Zookeeper & Eureka

Posted Jun 28, 20203 min read

Zookeeper

Zookeeper is designed based on CP, that is, any time access request to Zookeeper can get consistent data results, and the system is fault-tolerant to network segmentation, but it cannot guarantee the availability of each service request. From the actual situation, when using Zookeeper to obtain the service list, if zookeeper is selecting the master, or if more than half of the machines in the Zookeeper cluster are not available, then the data will not be obtained. So, Zookeeper cannot guarantee service availability.

In most distributed environments, especially those involving data storage, data consistency should be guaranteed first, which is why zookeeper is designed as a CP. But for service discovery scenarios, the situation is different. For the same service, even if the service provider information stored in different nodes of the registration center is not the same, it will not cause catastrophic consequences. Because for service consumers, being able to consume is the most important. Trying to consume after obtaining possibly incorrect service instance information is better than not consuming because you cannot obtain instance information.(It can fail quickly if you try it, and you can update the configuration and try again later) Therefore, for service discovery, availability is more important than data consistency. AP beats CP.

Eureka

Spring Cloud Netflix followed the AP principle when designing Eureka. Eureka Server can also run multiple instances to build a cluster to solve a single point problem, but unlike ZooKeeper's election process, Eureka Server uses Peer to Peer peer-to-peer communication. This is a decentralized architecture, no master/slave distinction, and each Peer is equivalent. In this architecture, nodes register with each other to improve availability. Each node needs to add one or more valid serviceUrls to point to other nodes. Each node can be regarded as a copy of other nodes.

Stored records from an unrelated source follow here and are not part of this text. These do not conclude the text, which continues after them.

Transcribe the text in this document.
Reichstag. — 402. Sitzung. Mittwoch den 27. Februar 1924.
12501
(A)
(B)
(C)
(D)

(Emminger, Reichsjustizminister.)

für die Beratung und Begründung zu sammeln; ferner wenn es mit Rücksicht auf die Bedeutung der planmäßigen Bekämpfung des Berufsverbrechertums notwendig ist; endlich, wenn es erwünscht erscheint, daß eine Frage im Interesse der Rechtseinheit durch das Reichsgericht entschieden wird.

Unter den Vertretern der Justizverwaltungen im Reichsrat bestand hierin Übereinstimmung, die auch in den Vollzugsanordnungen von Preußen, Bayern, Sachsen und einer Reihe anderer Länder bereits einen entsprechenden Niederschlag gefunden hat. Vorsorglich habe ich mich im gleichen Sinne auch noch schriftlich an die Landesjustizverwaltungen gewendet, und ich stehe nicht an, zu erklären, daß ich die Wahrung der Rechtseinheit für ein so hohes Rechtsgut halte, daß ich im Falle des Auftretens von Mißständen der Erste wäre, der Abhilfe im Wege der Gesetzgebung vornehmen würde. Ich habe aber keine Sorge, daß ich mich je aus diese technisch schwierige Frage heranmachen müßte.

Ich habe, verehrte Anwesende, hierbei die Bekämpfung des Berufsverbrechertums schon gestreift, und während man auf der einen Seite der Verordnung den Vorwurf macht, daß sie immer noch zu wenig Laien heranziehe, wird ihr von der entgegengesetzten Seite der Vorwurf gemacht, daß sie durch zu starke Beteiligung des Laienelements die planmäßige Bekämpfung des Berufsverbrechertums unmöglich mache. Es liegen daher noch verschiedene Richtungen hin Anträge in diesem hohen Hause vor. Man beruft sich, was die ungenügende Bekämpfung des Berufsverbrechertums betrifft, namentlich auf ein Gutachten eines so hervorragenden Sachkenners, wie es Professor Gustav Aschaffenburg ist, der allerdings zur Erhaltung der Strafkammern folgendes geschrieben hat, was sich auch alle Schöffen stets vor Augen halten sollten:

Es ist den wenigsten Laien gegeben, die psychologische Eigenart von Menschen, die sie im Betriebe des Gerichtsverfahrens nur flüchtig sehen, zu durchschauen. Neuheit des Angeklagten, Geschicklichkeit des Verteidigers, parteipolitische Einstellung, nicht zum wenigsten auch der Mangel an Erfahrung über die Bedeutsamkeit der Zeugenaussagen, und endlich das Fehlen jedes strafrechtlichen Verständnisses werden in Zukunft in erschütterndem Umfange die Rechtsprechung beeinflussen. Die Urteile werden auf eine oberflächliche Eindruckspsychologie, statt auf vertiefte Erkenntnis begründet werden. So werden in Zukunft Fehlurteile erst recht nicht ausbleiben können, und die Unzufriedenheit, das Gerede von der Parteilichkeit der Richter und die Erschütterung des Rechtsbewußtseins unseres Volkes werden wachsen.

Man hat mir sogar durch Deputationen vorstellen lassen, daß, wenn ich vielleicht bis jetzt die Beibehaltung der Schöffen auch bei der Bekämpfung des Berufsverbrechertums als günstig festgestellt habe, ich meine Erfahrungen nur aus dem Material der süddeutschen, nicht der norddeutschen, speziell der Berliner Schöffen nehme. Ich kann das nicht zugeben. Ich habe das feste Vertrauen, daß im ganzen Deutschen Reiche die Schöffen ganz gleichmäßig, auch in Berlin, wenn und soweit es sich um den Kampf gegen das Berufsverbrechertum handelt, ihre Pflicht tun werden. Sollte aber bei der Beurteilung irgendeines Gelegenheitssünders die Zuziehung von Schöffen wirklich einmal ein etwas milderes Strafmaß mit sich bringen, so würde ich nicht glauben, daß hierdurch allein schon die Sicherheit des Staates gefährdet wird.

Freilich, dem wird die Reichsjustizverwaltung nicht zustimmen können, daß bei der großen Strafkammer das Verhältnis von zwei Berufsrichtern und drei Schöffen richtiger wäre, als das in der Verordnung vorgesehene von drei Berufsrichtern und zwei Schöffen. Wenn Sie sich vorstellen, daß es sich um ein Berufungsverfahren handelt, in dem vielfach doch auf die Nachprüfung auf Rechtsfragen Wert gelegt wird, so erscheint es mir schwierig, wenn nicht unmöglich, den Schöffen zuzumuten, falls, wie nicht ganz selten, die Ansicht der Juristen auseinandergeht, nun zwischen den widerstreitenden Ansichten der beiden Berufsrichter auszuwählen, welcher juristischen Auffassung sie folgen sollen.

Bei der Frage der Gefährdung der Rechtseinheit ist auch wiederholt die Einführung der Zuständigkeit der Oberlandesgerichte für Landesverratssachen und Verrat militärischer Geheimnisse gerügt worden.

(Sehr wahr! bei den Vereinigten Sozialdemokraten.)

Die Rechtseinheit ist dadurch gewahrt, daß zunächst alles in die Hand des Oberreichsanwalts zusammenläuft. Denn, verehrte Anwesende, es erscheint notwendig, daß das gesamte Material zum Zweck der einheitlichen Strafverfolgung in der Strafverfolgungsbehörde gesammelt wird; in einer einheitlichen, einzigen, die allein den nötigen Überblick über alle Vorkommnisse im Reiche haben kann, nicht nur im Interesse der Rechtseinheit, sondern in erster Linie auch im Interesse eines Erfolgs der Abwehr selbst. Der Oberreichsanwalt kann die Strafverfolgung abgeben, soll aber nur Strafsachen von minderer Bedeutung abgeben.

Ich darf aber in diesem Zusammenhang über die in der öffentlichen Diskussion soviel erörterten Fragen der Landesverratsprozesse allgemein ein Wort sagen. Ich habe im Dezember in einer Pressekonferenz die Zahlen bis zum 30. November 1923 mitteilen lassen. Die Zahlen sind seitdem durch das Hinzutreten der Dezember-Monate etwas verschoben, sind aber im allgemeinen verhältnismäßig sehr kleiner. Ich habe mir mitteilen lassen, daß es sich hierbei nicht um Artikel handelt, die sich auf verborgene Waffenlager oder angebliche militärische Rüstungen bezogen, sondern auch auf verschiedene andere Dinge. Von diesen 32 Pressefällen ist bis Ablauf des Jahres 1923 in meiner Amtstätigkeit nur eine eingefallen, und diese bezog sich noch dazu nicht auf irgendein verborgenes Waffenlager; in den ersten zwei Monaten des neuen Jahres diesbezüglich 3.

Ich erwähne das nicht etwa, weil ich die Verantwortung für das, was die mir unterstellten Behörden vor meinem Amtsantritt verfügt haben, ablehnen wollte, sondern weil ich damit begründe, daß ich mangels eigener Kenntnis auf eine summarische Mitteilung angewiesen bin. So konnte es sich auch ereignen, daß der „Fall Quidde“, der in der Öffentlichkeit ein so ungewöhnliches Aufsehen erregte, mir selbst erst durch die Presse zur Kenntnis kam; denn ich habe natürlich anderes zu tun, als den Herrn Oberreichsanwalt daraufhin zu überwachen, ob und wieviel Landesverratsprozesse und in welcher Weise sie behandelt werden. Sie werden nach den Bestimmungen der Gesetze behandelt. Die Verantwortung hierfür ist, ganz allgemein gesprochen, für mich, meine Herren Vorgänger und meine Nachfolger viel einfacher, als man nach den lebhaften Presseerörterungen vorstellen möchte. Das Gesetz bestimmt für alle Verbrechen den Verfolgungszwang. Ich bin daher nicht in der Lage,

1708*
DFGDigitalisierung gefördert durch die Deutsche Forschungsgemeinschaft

If a certain Eureka Server goes down, Eureka Client's request will be automatically switched to the new Eureka Server node. When the downed server is restored, Eureka will put it into the server cluster management again. When a node starts accepting client requests, all operations will perform a replicateToPeer(inter-node replication) operation to replicate the request to all nodes currently known to other EurekaServers.

After a new Eureka Server node is started, it will first try to obtain all instance registry information from neighboring nodes to complete initialization. Eureka Server obtains all the nodes through the getEurekaServiceUrls() method, and it will be updated regularly through heartbeat renewal. In the default configuration, if Eureka Server does not receive the heartbeat of a service instance within a certain period of time, EurekaServer will cancel the instance(default is 90 seconds, configured by eureka.instance.lease-expiration-duration-in-seconds). When the Eureka Server node loses too many heartbeats in a short time(such as a network partition failure), then the node will enter self-protection mode.

to sum up

ZooKeeper is based on CP and does not guarantee high availability. If zookeeper is selecting the master, or if more than half of the machines in the Zookeeper cluster are unavailable, data will not be available. Eureka is based on AP and can guarantee high availability. Even if all machines are hung, it can also get locally cached data. As a registration center, in fact, the configuration does not change frequently, only when the version is released and the machine fails. For infrequently changing configurations, CP is not suitable, and APs can sacrifice consistency to ensure availability when they encounter problems, returning both old data and cached data.

So theoretically Eureka is more suitable as a registration center. Most projects in the real environment may use ZooKeeper, because the cluster is not large enough, and basically no more than half of the machines used as registration centers are hung up. So there is actually no big problem.